Salah satu kebutuhan yang sangat penting dalam pemenuhan kebutuhan
konsumen yaitu adalah kebutuhan jasa dikarenakan tidak semua orang memiliki
kemampuan di bidangnya dalam pemenuhan jasa. Bentuk jasa yang sangat dibutuhkan
di kalangan kosnumen salah merupakan jasa penerbangan, manusia dalam pemenuhan
kebutuhan di bidang transportasi sangat mengdepankan hak atas keselamatan,
kenyamanan dan kemanan dalam mengkonsumsi atau menggunakan jasa dari maskapai
penerbangan yang telah dipilih. Namun realitanya beberapa konsumen yang
menggunakan jasa penerbangan kecewa akan haknya yang tidak terpenuhi sebagai
konsumen.
Seperti halnya konsumen atau penumpang maskapai yang akan berpergian
jauh dengan tujuan menghabiskan masa libur atau berpindah daerah tentu saja
membawa berbagai barang-barang pribadi. Semua maskapai menyediakan jasa
penyimpanan bagasi atas barang –barang pribadi bawaan penumpang dan hal
tersebut sepenuhnya menjadi tanggung jawab pihak maskapai, dan segala sesuatu
yang terjadi merupakan kewenangan pihak maskapai sesuai dengan Undang-Undang Nomor 1 Tahun 2009. Namun ada beberapa oknum dari pihak
maskapai ataupun pihak bandara yang mencari keuntungan, salah satunya dengan
cara membongkar bagasi atau koper penumpang dan mengambil barang-barang
berharga milik penumpang. Tentu saja hal ini sangat bertentangan dengan
pemenuhan hak konsumen atau penumpang dalam hak keamanan. Pihak maskapai yang
seharusnya tegas terhadap hal seperti ini dan mengdepankan hak-hak konsumen
atau penumpang, justru tidak mengindahkan.
B.
Rumusan
Masalah
1.
Apa pengertian dan
ruang lingkup sengketa ?
2.
Bagaimana kronologi permasalahan dalam sengketa lion air ?
3.
Bagaimana Analisis Kasus pencurian barang oleh oknum porter lion air terhadap
konsumen ?
BAB II
PEMBAHASAN
A.
Pengertian dan
Ruang Lingkup Sengketa Konsumen
Sengketa tidak lepas dari suatu konflik. Dimana ada sengketa pasti disitu
ada konflik. Begitu banya konflik dalam kehidupan sehari-hari. Entah konflik
kecil ringan bahkan konflik yang besar dan berat. Hal ini dialami oleh semua
kalangan. Karena hidup ini tidak lepas dari permasalahan.

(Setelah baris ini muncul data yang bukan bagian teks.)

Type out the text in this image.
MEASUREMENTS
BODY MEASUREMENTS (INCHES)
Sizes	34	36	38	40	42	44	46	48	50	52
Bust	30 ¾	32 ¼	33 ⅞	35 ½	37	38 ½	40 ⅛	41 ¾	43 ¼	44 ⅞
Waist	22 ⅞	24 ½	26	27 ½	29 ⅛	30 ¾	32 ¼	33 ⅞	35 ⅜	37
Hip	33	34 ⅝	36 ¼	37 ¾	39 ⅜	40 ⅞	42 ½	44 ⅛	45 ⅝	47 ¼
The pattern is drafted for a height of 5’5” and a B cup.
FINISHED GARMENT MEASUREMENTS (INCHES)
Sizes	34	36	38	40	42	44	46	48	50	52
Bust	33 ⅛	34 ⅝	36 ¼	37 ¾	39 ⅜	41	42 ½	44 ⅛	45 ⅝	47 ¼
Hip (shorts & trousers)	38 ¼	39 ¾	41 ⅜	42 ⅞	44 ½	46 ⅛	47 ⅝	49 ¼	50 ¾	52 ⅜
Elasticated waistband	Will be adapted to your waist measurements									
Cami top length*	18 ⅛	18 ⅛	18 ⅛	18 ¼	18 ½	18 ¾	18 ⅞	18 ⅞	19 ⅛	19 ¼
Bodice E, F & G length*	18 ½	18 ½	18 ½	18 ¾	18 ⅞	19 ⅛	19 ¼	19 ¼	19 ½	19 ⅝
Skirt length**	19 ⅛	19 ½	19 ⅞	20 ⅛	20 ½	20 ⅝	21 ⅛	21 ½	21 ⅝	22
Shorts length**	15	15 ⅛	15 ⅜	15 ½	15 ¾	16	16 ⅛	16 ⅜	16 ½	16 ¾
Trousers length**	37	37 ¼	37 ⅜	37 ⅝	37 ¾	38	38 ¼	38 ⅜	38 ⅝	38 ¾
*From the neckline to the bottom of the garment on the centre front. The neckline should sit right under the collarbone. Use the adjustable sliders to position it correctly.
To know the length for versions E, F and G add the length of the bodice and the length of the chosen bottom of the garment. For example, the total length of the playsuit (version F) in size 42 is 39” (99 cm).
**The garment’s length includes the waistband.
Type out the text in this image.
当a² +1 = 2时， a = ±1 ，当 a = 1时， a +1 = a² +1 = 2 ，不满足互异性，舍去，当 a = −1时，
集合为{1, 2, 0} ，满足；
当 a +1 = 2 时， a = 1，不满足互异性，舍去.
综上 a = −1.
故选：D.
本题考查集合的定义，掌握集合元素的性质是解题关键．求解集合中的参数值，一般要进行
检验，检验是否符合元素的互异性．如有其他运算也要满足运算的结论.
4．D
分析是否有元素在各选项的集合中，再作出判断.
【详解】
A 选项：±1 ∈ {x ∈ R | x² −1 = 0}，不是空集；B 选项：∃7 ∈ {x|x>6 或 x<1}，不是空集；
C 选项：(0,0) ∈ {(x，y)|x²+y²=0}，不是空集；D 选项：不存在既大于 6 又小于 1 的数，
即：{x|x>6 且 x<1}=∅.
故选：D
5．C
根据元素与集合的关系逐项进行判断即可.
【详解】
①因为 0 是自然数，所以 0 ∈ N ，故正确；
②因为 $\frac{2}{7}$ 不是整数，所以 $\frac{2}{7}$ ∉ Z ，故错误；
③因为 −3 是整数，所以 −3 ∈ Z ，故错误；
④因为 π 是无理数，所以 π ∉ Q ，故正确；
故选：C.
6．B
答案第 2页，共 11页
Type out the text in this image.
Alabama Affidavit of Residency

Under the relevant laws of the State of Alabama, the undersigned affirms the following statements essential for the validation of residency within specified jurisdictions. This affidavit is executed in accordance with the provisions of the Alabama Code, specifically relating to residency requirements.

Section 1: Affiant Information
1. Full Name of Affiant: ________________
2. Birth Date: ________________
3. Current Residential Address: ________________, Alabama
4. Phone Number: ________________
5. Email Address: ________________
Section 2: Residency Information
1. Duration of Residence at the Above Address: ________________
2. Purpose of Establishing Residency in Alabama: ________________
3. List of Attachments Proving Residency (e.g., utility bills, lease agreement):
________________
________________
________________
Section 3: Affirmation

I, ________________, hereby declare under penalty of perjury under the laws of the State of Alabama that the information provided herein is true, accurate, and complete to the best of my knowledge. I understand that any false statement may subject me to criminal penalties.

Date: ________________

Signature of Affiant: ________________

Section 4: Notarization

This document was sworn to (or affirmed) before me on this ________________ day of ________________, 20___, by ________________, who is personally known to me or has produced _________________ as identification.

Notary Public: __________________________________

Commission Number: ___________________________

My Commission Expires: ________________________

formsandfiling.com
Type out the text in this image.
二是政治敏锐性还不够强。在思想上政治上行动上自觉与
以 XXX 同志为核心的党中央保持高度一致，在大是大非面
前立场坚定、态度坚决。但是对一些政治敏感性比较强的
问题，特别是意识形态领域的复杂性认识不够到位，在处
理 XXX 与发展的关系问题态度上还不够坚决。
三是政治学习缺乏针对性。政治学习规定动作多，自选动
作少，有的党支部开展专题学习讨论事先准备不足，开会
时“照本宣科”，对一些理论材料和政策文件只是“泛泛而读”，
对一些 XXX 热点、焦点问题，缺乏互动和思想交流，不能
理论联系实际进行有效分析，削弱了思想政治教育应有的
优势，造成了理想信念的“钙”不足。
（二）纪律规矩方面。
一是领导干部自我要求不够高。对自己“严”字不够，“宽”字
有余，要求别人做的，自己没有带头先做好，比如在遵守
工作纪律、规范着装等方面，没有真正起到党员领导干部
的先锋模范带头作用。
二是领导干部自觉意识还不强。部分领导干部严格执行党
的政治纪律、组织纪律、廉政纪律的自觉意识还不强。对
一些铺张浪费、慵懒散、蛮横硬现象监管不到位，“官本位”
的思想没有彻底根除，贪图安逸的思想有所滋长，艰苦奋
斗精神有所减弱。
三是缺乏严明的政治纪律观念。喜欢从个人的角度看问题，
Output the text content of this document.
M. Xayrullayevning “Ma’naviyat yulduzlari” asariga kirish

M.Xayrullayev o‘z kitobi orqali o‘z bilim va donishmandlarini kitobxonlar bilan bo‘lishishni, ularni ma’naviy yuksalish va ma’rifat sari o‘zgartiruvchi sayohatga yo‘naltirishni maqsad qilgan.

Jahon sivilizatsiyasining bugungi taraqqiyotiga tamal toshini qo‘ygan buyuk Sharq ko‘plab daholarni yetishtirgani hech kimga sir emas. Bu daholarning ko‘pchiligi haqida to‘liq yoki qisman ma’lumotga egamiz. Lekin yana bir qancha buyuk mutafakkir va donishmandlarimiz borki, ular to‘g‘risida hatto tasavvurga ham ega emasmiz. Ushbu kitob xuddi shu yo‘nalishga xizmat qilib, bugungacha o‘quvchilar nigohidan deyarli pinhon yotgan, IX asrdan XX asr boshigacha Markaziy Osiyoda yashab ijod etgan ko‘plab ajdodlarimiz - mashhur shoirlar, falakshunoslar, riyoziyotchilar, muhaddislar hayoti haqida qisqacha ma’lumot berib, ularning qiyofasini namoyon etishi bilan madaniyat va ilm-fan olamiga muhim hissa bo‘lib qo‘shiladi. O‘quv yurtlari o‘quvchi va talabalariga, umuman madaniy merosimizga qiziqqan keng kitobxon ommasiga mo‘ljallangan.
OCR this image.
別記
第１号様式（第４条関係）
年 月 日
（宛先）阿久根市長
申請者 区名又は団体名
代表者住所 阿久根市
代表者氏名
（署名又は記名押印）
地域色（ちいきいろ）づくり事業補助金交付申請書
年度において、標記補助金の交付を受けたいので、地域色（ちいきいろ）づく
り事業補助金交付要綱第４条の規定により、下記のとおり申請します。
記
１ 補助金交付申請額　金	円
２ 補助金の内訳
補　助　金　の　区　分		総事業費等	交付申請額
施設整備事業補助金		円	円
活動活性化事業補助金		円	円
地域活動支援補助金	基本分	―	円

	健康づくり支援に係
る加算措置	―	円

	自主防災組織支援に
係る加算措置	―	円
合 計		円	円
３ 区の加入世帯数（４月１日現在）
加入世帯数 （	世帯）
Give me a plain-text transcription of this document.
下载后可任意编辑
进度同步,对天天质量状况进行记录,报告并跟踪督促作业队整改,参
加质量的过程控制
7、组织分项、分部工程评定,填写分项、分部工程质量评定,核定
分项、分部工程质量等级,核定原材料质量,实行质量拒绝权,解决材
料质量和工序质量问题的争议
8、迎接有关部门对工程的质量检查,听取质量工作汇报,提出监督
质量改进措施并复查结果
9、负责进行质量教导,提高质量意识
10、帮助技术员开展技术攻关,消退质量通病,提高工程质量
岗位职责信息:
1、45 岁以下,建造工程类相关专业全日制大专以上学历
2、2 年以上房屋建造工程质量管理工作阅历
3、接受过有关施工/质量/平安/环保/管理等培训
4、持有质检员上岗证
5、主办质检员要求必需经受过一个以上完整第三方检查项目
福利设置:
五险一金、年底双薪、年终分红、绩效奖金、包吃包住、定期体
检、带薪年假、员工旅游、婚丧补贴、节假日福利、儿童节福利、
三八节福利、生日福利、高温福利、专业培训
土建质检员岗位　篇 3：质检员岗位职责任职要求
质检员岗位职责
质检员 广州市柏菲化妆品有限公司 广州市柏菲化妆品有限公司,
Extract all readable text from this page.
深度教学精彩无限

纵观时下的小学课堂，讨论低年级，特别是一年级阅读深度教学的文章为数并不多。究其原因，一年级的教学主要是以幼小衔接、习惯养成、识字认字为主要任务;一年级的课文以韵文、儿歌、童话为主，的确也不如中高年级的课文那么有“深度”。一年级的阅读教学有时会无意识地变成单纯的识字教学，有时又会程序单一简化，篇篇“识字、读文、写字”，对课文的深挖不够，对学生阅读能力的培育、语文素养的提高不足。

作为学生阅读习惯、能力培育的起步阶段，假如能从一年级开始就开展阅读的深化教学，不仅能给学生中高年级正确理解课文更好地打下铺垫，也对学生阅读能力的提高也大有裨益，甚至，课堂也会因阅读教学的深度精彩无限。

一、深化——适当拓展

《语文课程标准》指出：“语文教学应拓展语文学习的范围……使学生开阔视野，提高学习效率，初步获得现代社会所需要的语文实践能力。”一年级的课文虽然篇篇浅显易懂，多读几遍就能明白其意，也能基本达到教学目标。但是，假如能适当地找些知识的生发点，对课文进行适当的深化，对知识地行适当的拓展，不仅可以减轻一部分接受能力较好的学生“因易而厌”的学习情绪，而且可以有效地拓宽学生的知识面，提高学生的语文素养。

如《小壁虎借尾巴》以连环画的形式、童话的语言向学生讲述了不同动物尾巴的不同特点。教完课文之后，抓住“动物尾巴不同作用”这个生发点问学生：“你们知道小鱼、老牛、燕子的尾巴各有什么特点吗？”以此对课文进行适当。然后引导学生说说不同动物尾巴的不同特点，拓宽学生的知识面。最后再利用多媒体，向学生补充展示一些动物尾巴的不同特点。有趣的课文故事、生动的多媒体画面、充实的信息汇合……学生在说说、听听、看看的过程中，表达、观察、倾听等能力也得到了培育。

Sengketa menurut Kamus Besar Bahasa Indonesia berarti pertentangan atau
konflik, Konflik berarti adanya oposisi atau pertentangan antara orang-orang,
kelompok-kelompok, atau organisasi-organisasi terhadap satu objek permasalahan.
Sedangkan menurut Ali Achmad sengketa adalah pertentangan antara dua pihak atau
lebih yang berawal dari persepsi yang berbeda tentang suatu kepentingan atau
hak milik yang dapat menimbulkan akibat hukum bagi keduanya.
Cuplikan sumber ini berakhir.